I think the theology of atonement invoked in the ending of this timely reflection is most apt: atonement recognises and includes injustice, the need for repentance, reparation, forgiveness and reconciliation - all indispensable for a realistic grasp of and response to the human condition, and the wondrous enormity of what God has done for us in Christ.

JRK 01 April 2010

I came home from a liturgy tonight,where there was no priest available.This parish has been through years of suffering by 2 priests,and there is a struggle to keep the faith.

Your words were similar to those spoken and I see the real message of new life and redemption coming from every faithful person having the grace to give healing and courage to all sinners.We must not ignore this chance to hear the real message: of seeds of love and healing found in destruction and death.Christ conquered these "deaths",and we must be prepared to suffer and find transformation and Life also.

catherine 01 April 2010

I do not want to deny the catastrophic damage and horrendous, life-long trauma felt by children abused.These need the truth to be heard most importantly,and constant and reliable support for any healing. Every faith-filled person around them has the transformative power and healing in prayer and action.

Sinners are redeemable in Christ's eyes-this is something we must believe and hope for,otherwise we concede to all evil.
I feel we underestimate our faith and belief in real transformation -ressurection.

catherine 02 April 2010

This was the prayer we added to the Intercessions for Good Friday and Easter Sunday in our parish.
"For the victims of sexual and other abuse by members of the clergy. The Church and its ministers are called to be an image of God’s love and care for all in the community, but this has been so sadly clouded by the evils of sexual and other abuse, especially of children, young adults and women, bringing pain and despair to the victims and to faithful members of the Church. (PAUSE for silent prayer)

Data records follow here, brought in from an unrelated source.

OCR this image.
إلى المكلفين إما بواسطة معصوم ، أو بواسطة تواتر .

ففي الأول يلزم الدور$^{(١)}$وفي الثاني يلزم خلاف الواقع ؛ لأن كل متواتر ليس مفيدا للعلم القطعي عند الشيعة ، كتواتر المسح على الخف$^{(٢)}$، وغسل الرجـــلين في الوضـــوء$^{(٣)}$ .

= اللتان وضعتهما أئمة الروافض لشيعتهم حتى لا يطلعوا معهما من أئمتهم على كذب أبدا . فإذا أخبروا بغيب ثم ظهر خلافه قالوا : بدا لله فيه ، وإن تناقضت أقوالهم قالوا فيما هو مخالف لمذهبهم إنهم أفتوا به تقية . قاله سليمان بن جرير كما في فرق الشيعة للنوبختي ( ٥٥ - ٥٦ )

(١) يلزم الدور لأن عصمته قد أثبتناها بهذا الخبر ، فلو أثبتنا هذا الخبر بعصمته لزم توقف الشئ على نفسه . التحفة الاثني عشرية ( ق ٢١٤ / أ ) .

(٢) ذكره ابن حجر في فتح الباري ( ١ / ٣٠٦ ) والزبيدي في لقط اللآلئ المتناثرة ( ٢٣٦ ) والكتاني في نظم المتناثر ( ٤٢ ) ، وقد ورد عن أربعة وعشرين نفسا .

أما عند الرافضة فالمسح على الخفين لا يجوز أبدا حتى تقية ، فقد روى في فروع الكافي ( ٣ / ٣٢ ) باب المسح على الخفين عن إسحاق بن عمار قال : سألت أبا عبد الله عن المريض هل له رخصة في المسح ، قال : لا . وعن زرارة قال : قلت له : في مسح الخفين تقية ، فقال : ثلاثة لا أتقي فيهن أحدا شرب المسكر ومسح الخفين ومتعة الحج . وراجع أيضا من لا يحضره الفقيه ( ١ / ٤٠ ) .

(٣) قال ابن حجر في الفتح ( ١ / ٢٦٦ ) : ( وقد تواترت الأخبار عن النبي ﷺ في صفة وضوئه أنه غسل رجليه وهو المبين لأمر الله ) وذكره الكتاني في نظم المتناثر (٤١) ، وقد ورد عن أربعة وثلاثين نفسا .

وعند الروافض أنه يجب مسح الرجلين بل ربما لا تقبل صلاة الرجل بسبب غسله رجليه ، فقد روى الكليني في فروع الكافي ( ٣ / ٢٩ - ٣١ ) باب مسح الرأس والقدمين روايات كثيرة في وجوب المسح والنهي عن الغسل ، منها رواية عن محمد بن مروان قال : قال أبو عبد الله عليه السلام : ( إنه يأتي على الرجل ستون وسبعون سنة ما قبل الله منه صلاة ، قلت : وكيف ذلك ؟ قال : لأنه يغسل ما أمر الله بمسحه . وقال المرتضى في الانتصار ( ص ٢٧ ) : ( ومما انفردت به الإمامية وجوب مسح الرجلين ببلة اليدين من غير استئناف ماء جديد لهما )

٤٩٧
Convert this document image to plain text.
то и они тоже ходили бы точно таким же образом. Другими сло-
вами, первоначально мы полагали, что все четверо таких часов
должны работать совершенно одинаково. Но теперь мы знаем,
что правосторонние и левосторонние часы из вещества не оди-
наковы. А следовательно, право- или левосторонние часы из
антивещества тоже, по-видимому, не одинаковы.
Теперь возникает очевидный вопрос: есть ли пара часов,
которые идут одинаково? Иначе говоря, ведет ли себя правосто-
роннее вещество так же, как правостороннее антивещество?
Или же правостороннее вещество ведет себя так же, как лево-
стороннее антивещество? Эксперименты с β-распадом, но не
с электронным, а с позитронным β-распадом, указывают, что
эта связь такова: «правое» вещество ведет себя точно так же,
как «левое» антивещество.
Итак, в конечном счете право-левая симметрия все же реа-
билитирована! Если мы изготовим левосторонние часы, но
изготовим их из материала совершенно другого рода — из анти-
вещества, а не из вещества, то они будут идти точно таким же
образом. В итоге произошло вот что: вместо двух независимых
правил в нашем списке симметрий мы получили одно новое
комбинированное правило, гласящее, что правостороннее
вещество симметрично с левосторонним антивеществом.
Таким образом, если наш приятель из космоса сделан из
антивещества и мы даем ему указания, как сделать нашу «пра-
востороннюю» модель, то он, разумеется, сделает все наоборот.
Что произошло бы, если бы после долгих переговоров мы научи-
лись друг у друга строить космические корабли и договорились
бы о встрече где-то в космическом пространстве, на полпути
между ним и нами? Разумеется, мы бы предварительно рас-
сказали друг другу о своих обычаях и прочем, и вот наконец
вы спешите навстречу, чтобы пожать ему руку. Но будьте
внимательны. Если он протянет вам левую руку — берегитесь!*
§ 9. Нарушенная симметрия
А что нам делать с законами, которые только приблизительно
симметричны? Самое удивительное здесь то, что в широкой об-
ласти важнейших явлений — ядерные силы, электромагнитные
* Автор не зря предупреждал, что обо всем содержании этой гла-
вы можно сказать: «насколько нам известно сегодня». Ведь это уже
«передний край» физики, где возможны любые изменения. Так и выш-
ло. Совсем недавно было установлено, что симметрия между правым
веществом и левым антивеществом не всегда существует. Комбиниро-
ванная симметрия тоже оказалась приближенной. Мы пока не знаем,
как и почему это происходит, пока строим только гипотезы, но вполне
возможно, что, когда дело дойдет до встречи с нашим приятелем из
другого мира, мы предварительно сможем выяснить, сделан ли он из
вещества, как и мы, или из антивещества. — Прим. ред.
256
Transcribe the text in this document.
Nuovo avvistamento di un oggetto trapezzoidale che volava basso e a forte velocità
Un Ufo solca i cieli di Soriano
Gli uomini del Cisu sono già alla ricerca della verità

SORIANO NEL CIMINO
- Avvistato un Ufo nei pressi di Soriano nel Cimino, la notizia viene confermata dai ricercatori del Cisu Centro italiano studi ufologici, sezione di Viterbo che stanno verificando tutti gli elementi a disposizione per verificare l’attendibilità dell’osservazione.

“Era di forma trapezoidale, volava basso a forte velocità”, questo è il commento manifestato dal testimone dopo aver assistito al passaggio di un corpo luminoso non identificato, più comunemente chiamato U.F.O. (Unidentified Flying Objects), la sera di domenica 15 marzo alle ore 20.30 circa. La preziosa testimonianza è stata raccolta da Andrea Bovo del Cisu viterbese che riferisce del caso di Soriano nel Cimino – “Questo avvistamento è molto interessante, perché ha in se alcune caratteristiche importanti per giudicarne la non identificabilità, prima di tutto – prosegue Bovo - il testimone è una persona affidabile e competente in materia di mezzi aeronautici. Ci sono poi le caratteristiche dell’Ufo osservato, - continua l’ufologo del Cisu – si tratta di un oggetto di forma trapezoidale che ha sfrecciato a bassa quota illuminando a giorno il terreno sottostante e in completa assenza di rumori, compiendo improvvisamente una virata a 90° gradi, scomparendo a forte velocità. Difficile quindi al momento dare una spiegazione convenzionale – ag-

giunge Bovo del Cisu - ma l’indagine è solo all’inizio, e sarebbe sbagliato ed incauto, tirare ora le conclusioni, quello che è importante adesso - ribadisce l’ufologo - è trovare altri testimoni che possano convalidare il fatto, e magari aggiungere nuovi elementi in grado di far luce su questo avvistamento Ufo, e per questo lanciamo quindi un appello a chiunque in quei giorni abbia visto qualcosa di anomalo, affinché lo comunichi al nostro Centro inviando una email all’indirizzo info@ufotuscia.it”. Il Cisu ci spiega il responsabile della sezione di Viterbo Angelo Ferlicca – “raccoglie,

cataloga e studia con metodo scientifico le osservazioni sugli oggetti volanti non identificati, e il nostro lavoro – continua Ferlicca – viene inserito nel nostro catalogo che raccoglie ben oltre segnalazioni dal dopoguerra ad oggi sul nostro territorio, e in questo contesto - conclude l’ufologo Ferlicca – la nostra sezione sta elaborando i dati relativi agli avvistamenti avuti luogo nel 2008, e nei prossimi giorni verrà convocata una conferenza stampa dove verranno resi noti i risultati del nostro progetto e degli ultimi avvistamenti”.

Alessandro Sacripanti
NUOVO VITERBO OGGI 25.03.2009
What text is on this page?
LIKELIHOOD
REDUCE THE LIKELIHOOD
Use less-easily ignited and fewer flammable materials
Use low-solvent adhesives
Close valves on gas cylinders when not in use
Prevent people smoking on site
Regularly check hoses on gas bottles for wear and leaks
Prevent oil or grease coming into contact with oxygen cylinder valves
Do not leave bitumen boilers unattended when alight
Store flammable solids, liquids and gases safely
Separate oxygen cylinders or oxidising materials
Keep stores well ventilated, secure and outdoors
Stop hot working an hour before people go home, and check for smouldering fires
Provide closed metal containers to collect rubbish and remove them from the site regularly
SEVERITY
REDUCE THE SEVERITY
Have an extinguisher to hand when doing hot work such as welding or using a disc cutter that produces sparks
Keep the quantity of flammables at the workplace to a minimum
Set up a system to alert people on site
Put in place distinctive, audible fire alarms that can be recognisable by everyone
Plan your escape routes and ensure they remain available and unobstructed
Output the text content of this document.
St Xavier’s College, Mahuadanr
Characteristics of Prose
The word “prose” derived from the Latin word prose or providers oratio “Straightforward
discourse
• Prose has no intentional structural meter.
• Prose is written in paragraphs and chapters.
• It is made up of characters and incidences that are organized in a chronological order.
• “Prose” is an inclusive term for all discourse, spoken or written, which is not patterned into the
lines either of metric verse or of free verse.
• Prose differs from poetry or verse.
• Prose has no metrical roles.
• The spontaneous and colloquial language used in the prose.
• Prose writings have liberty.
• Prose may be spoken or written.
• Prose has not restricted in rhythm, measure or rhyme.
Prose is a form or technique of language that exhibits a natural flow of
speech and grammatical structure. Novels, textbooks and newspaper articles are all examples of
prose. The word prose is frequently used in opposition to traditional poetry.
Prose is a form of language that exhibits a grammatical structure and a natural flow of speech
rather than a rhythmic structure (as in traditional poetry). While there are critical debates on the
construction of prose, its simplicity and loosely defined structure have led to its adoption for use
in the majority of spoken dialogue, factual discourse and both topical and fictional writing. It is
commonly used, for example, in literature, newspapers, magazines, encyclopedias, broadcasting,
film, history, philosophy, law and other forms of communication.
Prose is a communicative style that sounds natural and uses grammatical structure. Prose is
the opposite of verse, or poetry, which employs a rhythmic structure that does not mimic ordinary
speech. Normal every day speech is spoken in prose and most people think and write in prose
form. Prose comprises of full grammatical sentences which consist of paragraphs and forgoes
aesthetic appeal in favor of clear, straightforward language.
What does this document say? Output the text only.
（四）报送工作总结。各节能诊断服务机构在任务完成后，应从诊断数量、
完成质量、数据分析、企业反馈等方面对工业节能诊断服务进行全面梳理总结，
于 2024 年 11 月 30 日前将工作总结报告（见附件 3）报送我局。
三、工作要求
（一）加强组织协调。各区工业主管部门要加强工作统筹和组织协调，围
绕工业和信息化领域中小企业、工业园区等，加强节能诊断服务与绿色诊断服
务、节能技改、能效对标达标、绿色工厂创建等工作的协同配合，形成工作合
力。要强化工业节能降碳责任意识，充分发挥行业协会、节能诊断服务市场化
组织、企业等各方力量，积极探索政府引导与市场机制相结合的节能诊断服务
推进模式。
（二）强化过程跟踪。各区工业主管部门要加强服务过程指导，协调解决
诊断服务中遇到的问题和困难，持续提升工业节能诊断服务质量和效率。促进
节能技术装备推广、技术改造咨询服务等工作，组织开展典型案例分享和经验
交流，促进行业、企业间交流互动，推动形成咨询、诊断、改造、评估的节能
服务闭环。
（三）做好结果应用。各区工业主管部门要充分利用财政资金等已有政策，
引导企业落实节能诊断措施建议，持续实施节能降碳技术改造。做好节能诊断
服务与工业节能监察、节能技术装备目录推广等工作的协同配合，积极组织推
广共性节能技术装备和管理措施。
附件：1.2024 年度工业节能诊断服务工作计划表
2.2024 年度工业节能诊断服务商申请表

May the leaders of the Church - bishops and priests, listen compassionately to these victims and assist them in the many ways that can bring healing and peace and an opportunity for recovery. Through Christ our Lord. Amen."

Thanks Fr Andrew for your true Easter reflection.

Melinda Tankard Reist, renowned commentator on the hyper-sexualisation of our Western society, is now on record as stating that we are now dealing with the "pornification of society."

Let's hope that the global media's breast-beating about the Catholic Church's 'complicity' in this leads them to the voluntary regulation of their industry which has also contributed to this illness.

Fr Mick Mac Andrew Bombala-Delegate NSW 06 April 2010

Thanks for Trinity meditation -- a brilliant way of breaking out of the usual dualistic, either/or thinking we employ in crises. We need to hold opposites in our thinking if only briefly before jumping to one side or the other in a reactive manner.